You can build segments on their activity. You can have for example three segments: heavy users, average users, and sleepers. Use your data to build these segments: buying behavior, open and click history or ask their activity in your shop.

2. Use email to engage

To elaborate on that, there is also no one that buys your product 2 times a week, unless you are in the FMCG sector. Therefore, sending a sales email multiple times a week, will not help you to increase sales in the long term. Instead, try to use email as an engaging channel. Increase that open and click rate. When subscribers get more engaged you can use sales emails to make them convert.

3. Give me a break

Sometimes you just have no clue when to send to which customers. For example in Leisure, it is hard to extract from your data when your subscriber is orientating on a new holiday. Especially for those kinds of situations you should include a ‘give me a break’ option. Where the user can set a short break from your campaigns. That way, you will give your subscriber an extra option next to unsubscribing.

4. Memorable subscription

To prevent those unsubscribers that do not remember they even subscribed to your list, make a subscription extra special. Think about the ways you collect email addresses, is it something noticeable? Or is it just a pre-filled checkbox at the end of a form? Make sure that every subscriber is aware they are receiving emails when they submit, so even with that pre-filled checkbox.

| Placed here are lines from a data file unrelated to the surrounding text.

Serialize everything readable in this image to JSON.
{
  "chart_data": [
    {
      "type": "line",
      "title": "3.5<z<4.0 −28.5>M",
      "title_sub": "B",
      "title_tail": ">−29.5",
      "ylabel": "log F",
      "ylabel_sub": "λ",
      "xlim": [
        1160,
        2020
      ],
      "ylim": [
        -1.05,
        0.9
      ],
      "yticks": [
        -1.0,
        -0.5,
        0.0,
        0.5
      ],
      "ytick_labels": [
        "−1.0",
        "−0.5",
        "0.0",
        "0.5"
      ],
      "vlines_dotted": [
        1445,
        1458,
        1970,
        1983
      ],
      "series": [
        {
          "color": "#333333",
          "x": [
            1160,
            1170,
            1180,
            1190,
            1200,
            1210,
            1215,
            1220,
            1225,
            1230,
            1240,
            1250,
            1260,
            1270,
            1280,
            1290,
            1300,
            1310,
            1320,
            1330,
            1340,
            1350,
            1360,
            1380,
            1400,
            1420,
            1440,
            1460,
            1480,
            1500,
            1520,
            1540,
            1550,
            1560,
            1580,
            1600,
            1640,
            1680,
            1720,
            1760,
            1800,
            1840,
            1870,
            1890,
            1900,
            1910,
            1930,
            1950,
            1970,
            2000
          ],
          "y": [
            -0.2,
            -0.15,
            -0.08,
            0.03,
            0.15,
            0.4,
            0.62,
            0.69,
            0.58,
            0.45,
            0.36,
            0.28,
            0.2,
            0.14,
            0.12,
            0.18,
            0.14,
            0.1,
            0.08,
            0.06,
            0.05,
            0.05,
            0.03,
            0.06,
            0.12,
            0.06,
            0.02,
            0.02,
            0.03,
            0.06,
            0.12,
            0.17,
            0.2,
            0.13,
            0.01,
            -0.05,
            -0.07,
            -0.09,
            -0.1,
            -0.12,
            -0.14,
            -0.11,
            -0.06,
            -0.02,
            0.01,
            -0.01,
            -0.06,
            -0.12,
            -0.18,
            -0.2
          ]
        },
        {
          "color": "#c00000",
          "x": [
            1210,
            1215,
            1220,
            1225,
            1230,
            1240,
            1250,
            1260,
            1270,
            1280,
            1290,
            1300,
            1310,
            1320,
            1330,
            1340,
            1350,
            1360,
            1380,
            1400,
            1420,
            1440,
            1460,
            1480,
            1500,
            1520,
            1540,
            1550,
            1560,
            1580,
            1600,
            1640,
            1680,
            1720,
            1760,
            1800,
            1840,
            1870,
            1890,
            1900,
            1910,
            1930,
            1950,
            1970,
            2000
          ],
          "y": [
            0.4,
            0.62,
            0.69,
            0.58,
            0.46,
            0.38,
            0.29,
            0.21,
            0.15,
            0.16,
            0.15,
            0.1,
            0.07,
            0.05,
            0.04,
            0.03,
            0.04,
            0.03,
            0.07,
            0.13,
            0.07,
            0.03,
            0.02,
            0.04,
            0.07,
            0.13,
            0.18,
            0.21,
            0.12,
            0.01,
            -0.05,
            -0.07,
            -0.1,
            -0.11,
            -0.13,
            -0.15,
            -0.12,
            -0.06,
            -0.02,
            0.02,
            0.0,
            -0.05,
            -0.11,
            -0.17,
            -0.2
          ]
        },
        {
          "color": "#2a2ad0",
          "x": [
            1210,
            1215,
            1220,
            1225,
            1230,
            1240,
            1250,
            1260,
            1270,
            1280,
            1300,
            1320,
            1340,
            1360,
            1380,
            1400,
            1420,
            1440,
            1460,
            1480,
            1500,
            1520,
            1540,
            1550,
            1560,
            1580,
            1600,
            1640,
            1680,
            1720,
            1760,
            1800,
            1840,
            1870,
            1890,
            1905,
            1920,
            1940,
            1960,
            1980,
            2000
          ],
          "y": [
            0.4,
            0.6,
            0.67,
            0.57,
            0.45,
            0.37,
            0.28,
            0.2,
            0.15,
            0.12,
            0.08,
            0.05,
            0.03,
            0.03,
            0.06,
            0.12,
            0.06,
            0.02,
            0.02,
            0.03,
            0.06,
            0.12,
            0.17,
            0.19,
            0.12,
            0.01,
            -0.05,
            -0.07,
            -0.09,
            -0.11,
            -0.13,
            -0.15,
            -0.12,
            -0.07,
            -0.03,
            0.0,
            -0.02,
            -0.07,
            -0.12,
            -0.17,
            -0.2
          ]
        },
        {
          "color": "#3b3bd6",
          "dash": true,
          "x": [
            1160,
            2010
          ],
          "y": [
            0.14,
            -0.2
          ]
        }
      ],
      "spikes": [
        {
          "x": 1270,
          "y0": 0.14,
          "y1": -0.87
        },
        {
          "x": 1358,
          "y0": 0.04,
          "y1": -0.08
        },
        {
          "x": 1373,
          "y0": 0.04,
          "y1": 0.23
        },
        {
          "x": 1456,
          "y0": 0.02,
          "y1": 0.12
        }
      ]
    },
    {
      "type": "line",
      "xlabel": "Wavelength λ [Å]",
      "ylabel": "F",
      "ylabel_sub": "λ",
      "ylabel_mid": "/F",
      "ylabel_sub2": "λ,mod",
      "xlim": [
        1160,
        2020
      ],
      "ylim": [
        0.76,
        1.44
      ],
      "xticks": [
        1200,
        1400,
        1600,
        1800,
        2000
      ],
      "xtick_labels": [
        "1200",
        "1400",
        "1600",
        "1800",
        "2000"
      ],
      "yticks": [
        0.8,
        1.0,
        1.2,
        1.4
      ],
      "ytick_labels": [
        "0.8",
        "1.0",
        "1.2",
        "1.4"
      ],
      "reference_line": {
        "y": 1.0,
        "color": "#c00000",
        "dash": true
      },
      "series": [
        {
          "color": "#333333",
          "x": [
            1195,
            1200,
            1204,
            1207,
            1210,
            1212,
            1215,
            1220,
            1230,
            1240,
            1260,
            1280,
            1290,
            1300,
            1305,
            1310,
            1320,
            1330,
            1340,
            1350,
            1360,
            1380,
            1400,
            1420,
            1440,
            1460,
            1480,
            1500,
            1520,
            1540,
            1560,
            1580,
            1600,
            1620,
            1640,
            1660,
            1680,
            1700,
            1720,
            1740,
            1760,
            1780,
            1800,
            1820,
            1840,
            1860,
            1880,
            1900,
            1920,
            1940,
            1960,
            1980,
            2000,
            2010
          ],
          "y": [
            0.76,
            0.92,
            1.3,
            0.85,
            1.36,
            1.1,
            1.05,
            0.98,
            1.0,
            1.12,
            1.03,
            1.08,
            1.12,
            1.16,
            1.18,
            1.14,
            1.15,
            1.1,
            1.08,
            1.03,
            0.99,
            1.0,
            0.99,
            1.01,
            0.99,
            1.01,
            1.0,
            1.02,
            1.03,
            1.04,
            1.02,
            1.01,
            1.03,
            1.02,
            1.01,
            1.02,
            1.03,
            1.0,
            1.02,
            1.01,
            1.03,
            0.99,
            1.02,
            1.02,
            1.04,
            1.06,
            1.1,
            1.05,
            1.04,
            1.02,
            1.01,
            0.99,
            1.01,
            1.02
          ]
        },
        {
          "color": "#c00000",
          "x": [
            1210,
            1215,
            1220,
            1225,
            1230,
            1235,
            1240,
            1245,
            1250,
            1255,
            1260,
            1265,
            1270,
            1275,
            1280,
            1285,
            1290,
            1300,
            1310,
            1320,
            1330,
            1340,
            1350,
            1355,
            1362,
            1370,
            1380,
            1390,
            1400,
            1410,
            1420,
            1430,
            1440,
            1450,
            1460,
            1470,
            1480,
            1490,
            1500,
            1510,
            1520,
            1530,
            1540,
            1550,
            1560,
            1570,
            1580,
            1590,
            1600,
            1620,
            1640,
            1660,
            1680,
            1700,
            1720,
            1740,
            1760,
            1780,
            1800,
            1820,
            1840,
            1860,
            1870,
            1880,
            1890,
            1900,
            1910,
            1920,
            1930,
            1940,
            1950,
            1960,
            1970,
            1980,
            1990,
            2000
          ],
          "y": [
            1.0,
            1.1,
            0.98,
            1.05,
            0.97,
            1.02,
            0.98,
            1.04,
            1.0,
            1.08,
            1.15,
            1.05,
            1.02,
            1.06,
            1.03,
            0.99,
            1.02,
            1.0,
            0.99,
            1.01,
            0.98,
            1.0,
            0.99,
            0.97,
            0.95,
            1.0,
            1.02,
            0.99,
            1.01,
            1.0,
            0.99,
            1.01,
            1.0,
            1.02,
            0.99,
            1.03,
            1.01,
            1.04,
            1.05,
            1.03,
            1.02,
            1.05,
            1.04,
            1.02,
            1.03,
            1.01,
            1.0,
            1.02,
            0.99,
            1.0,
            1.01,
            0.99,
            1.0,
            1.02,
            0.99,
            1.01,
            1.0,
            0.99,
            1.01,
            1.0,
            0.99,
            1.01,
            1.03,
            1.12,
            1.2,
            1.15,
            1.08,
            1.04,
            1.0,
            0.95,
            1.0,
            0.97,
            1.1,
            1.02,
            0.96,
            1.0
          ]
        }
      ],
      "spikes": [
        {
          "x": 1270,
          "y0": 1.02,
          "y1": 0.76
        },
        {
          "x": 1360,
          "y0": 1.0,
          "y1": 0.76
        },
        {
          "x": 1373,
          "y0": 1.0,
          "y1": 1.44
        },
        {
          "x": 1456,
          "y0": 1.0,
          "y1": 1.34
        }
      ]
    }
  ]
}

Always include a confirmation email that is memorable. Make it a party and welcome email that they won’t forget. For example, personalized videos and GIFs that stand out.

5. Reconnecting to your brand

Customers will lose the interest in your brand or products eventually, that is okay because every day new customers are born. But at least we can make an effort to keep them because we all know that it is easier to retain customers than to attract new ones.
Create behavioral emails that trigger on inactive customers. That can be triggers on buying behavior but especially on opening your email, which is faster to detect. If a person doesn’t open your emails for three months, it is already clear that you are losing him. And for most brands, not buying for three months is not that conspicuous.

6. Set a frequency

A popular option nowadays on your unsubscribe page is to set the frequency of the newsletter. But in fact, you are already too late! Most of your subscribers will not choose the option to set a frequency because you already annoyed them. Instead, place a button or text link next to the unsubscribe link and let your customers set the frequency before they get annoyed.

These six tips are not all easy to achieve. But try to switch focus on opens and clicks on the short term to accounting all email metrics. Unsubscribe rate is definitely a long term metric and will eventually also have an effect on open and click rates.